La gente no solo había obtenido acceso a nuevos recursos y habilidades extrañas, sino que ecosistemas enteros habían comenzado a filtrarse, como si el mundo del otro lado hubiera decidido migrar, pieza por pieza, a este.
Al principio, fue un caos.
Los cielos que una vez solo veían pájaros y nubes ahora tenían estelas de serpientes aladas carmesí y reptiles de plumas brillantes deslizándose sobre las cimas de las montañas.
Los bosques cobraron vida con sonidos que ningún biólogo podía reconocer.
Pero a medida que pasó el tiempo y el mundo se adaptó, se establecieron regulaciones y unidades de respuesta.

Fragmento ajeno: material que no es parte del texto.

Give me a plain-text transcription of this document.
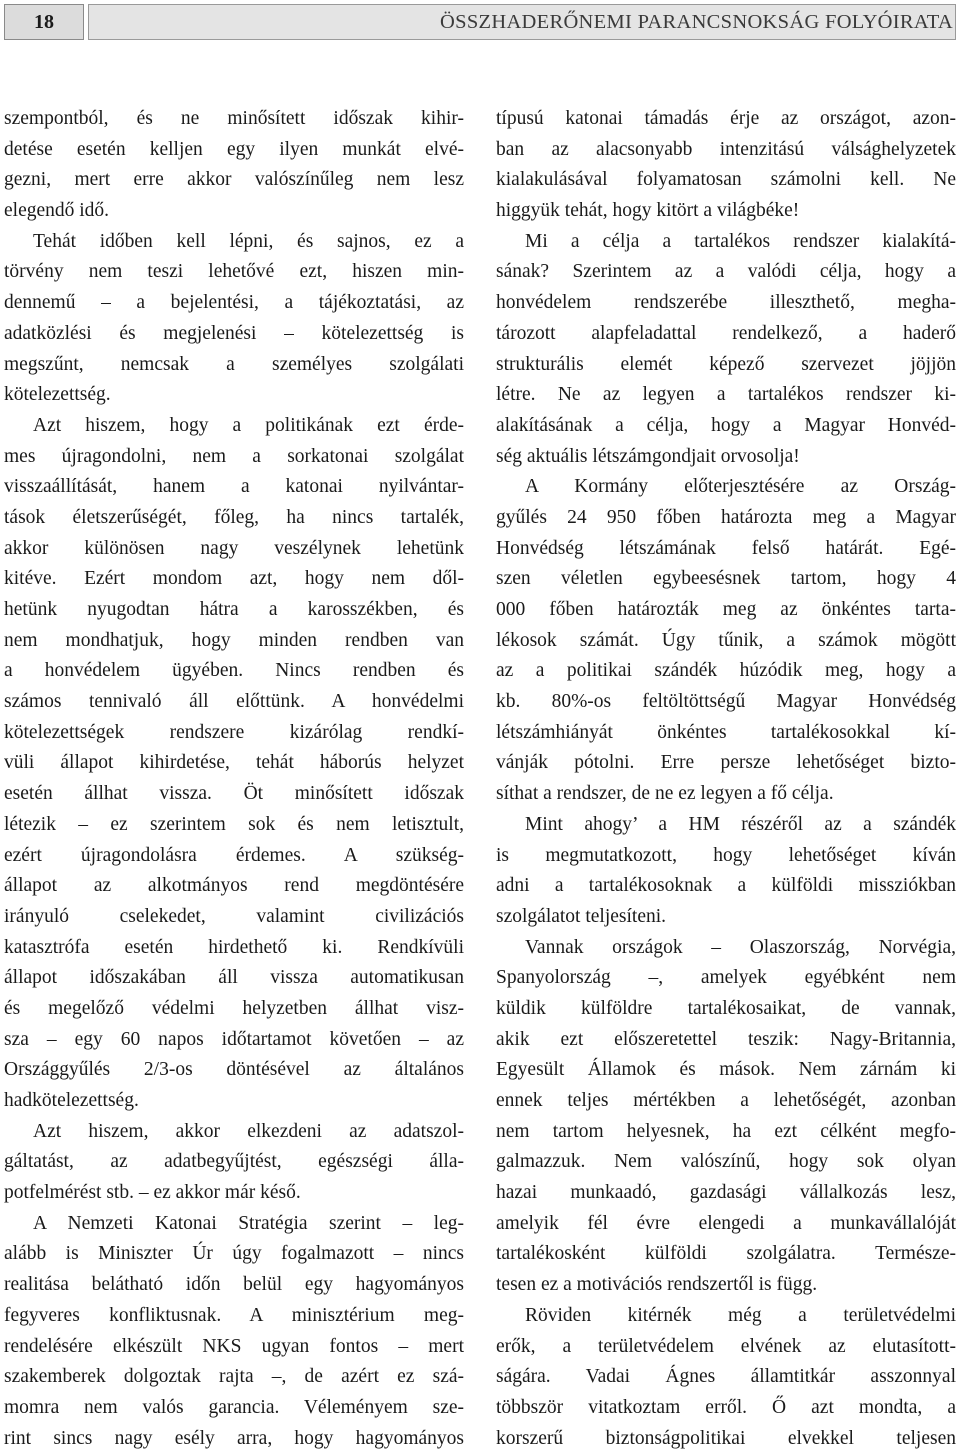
18	ÖSSZHADERŐNEMI PARANCSNOKSÁG FOLYÓIRATA
szempontból, és ne minősített időszak kihir-
detése esetén kelljen egy ilyen munkát elvé-
gezni, mert erre akkor valószínűleg nem lesz
elegendő idő.
Tehát időben kell lépni, és sajnos, ez a
törvény nem teszi lehetővé ezt, hiszen min-
dennemű – a bejelentési, a tájékoztatási, az
adatközlési és megjelenési – kötelezettség is
megszűnt, nemcsak a személyes szolgálati
kötelezettség.
Azt hiszem, hogy a politikának ezt érde-
mes újragondolni, nem a sorkatonai szolgálat
visszaállítását, hanem a katonai nyilvántar-
tások életszerűségét, főleg, ha nincs tartalék,
akkor különösen nagy veszélynek lehetünk
kitéve. Ezért mondom azt, hogy nem dől-
hetünk nyugodtan hátra a karosszékben, és
nem mondhatjuk, hogy minden rendben van
a honvédelem ügyében. Nincs rendben és
számos tennivaló áll előttünk. A honvédelmi
kötelezettségek rendszere kizárólag rendkí-
vüli állapot kihirdetése, tehát háborús helyzet
esetén állhat vissza. Öt minősített időszak
létezik – ez szerintem sok és nem letisztult,
ezért újragondolásra érdemes. A szükség-
állapot az alkotmányos rend megdöntésére
irányuló cselekedet, valamint civilizációs
katasztrófa esetén hirdethető ki. Rendkívüli
állapot időszakában áll vissza automatikusan
és megelőző védelmi helyzetben állhat visz-
sza – egy 60 napos időtartamot követően – az
Országgyűlés 2/3-os döntésével az általános
hadkötelezettség.
Azt hiszem, akkor elkezdeni az adatszol-
gáltatást, az adatbegyűjtést, egészségi álla-
potfelmérést stb. – ez akkor már késő.
A Nemzeti Katonai Stratégia szerint – leg-
alább is Miniszter Úr úgy fogalmazott – nincs
realitása belátható időn belül egy hagyományos
fegyveres konfliktusnak. A minisztérium meg-
rendelésére elkészült NKS ugyan fontos – mert
szakemberek dolgoztak rajta –, de azért ez szá-
momra nem valós garancia. Véleményem sze-
rint sincs nagy esély arra, hogy hagyományos
típusú katonai támadás érje az országot, azon-
ban az alacsonyabb intenzitású válsághelyzetek
kialakulásával folyamatosan számolni kell. Ne
higgyük tehát, hogy kitört a világbéke!
Mi a célja a tartalékos rendszer kialakítá-
sának? Szerintem az a valódi célja, hogy a
honvédelem rendszerébe illeszthető, megha-
tározott alapfeladattal rendelkező, a haderő
strukturális elemét képező szervezet jöjjön
létre. Ne az legyen a tartalékos rendszer ki-
alakításának a célja, hogy a Magyar Honvéd-
ség aktuális létszámgondjait orvosolja!
A Kormány előterjesztésére az Ország-
gyűlés 24 950 főben határozta meg a Magyar
Honvédség létszámának felső határát. Egé-
szen véletlen egybeesésnek tartom, hogy 4
000 főben határozták meg az önkéntes tarta-
lékosok számát. Úgy tűnik, a számok mögött
az a politikai szándék húzódik meg, hogy a
kb. 80%-os feltöltöttségű Magyar Honvédség
létszámhiányát önkéntes tartalékosokkal kí-
vánják pótolni. Erre persze lehetőséget bizto-
síthat a rendszer, de ne ez legyen a fő célja.
Mint ahogy’ a HM részéről az a szándék
is megmutatkozott, hogy lehetőséget kíván
adni a tartalékosoknak a külföldi missziókban
szolgálatot teljesíteni.
Vannak országok – Olaszország, Norvégia,
Spanyolország –, amelyek egyébként nem
küldik külföldre tartalékosaikat, de vannak,
akik ezt előszeretettel teszik: Nagy-Britannia,
Egyesült Államok és mások. Nem zárnám ki
ennek teljes mértékben a lehetőségét, azonban
nem tartom helyesnek, ha ezt célként megfo-
galmazzuk. Nem valószínű, hogy sok olyan
hazai munkaadó, gazdasági vállalkozás lesz,
amelyik fél évre elengedi a munkavállalóját
tartalékosként külföldi szolgálatra. Természe-
tesen ez a motivációs rendszertől is függ.
Röviden kitérnék még a területvédelmi
erők, a területvédelem elvének az elutasított-
ságára. Vadai Ágnes államtitkár asszonnyal
többször vitatkoztam erről. Ő azt mondta, a
korszerű biztonságpolitikai elvekkel teljesen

Las criaturas más peligrosas, aquellas que exhalaban ácido, distorsionaban la realidad o cazaban en manadas organizadas, fueron rápidamente exterminadas o desterradas de vuelta a través de fisuras controladas por divisiones militares especializadas.
Pero no todas las criaturas eran amenazas.

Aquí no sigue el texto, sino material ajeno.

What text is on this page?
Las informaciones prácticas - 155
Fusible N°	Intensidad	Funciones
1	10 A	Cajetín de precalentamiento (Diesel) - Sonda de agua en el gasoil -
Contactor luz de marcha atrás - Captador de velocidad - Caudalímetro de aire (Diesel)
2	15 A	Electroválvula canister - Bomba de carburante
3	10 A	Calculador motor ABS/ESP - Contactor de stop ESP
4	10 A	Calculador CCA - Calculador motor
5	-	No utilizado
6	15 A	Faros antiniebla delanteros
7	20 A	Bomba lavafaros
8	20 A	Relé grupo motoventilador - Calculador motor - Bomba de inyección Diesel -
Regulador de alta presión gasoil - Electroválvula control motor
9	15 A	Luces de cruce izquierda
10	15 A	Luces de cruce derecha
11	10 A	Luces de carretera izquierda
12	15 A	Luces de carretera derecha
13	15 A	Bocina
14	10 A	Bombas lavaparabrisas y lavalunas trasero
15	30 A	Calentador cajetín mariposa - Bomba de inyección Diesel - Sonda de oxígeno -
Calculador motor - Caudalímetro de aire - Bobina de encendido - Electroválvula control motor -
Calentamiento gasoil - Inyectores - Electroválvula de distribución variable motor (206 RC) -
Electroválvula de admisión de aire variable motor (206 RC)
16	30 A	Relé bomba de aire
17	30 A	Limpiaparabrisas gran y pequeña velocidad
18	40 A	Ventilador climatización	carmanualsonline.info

Algunas eran simplemente extrañas.
Desconocidas.
Exóticas.
E inofensivas.
Así que se quedaron.
Se integraron.
Se reprodujeron.
Algunas de ellas, como el ave masiva que ahora volaba en círculos sobre sus cabezas, habían encontrado nuevos hogares en este mundo, posándose en cornisas montañosas, construyendo nidos en las profundas copas de los bosques y, ocasionalmente, descendiendo en picado sobre lagos artificiales como el de la finca.
Sin una razón real, o quizás sin la capacidad, de regresar, se habían convertido en parte del orden natural moderno de la Tierra.
Ahora había documentales enteros sobre ellas.
Reservas naturales.
Incluso platos inspirados en su carne en círculos culinarios clandestinos.
Y el ave que Mika observaba, una criatura aviar elegante, de alas escamosas y del tamaño de un planeador, era una de esas criaturas.
No chillaba como un águila ni graznaba como un cuervo.
En cambio, emitía un trino agudo, parecido a una flauta, mientras volaba perezosamente en círculos, proyectando una sombra cambiante sobre el prístino camino de piedra del jardín.
Para cualquier otra persona, era una anomalía majestuosa, el tipo de cosa que te detendrías a admirar desde la distancia.
Pero para Mika…
era la cena.
Charlotte parpadeó, siguiendo su mirada.
—¿Espera, esa…
esa no es una especie nativa, verdad?
Mika ni siquiera la miró al responder.
—Nop.
Esa es del Delta Arven.
Nativa de cañones de gran altitud.
La llaman Halcón Plumabrillante.
Extremadamente territorial, rápida, astuta como el demonio, pero si se asa bien, se supone que su carne es lo más tierno que probarás en tu vida.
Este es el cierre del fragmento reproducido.